Naturally the producers will fight back. And not the least pleasing spectacle of late has been the hysterical protest of the Socialist Medical Association against the decision of the electricians' union to accept BUPA membership as part of a new pay deal. Already the decision has been attacked by the health service unions, which showed such conspicuous devotion to the sick last winter. Now socialist doctors — true, a smallish band — express their horror that bluecollar workers should wish to join the leeches and parasites in the London Clinic. BUPA claims that 200,000 trade unionists are already members of their private health scheme. A BUPA opinion poll of 8,000 trade unionists showed that 80 per cent wanted to have the freedom to choose independent medicine. Yet when this column ventured to suggest that there was a suppressed demand for free choice in health, and that the forthcoming report of the Royal Commission on the National Health Service was unlikely to take much account of this or of alternative methods of financing the NHS (which it didn't), Sir Alec Merrison, the Commission's chairman, got rather cross.

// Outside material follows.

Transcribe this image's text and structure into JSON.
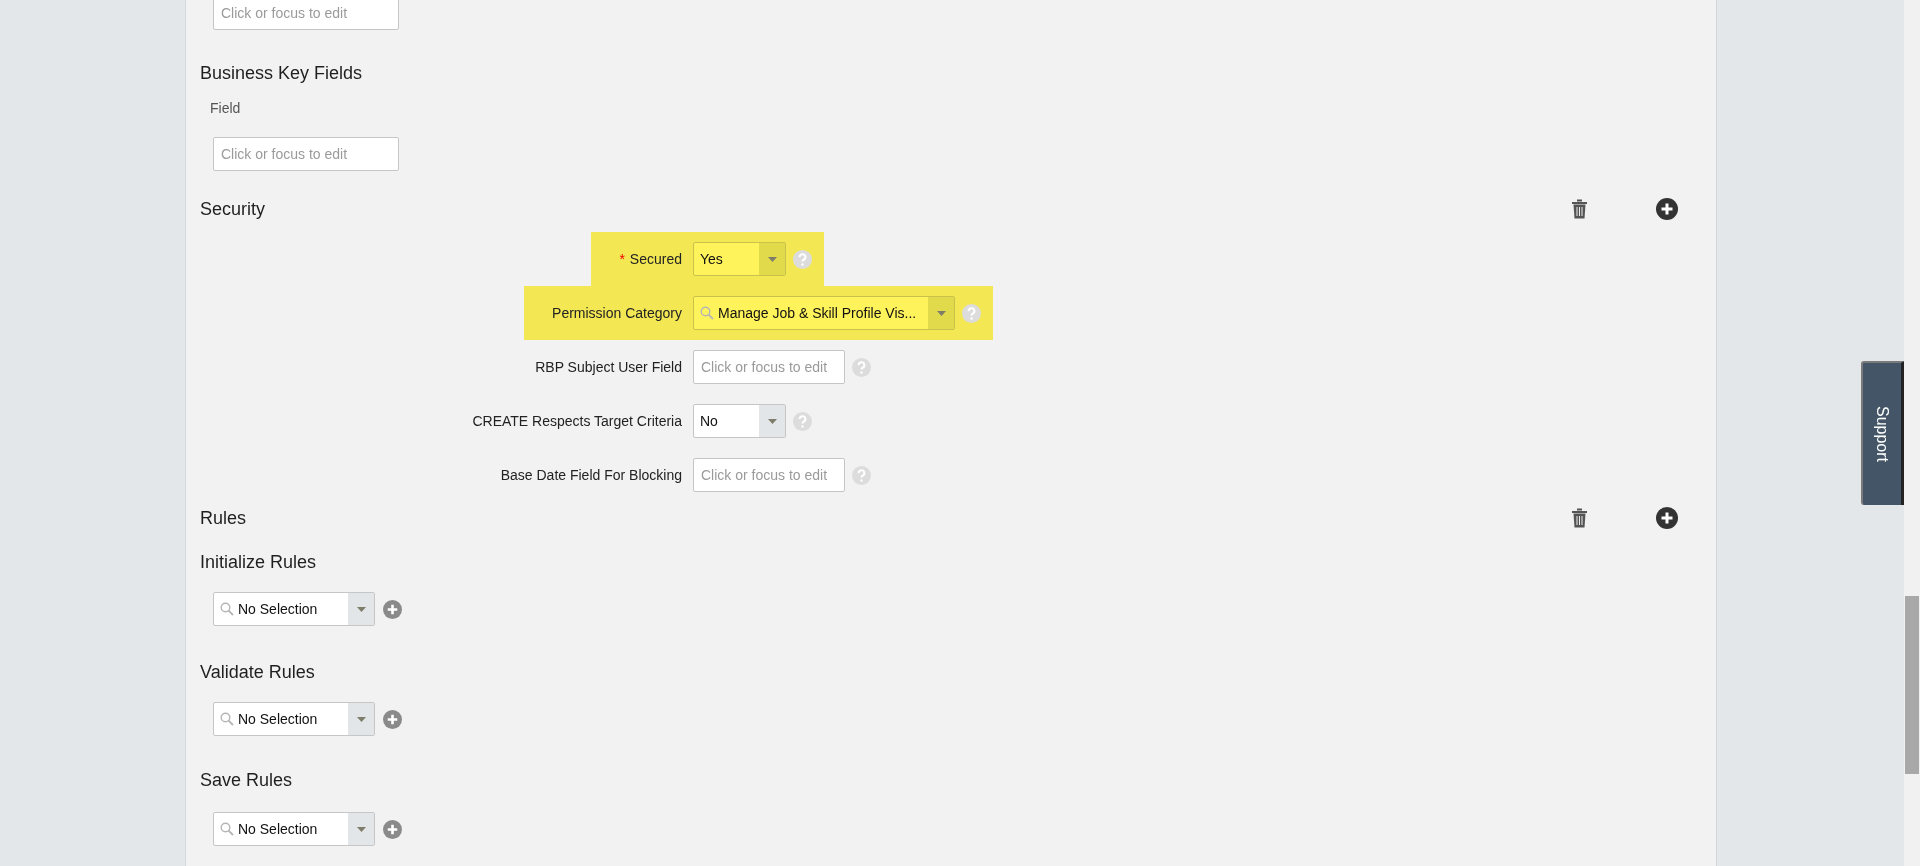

It is a long haul the Tories have started on, and there are a considerable number of interested persons hauling in the opposite direction. There is an unacknowledged coalition between quango man and the bureaucracy proper. Both stand to gain from a continued concentration of power in the hands of the state. Both lose if Frank Chapple lets his electricians make their own arrangements for medical care. After all, the next thing you know, they will be asking to see the senior consultant and making a fuss, just like the middle classes.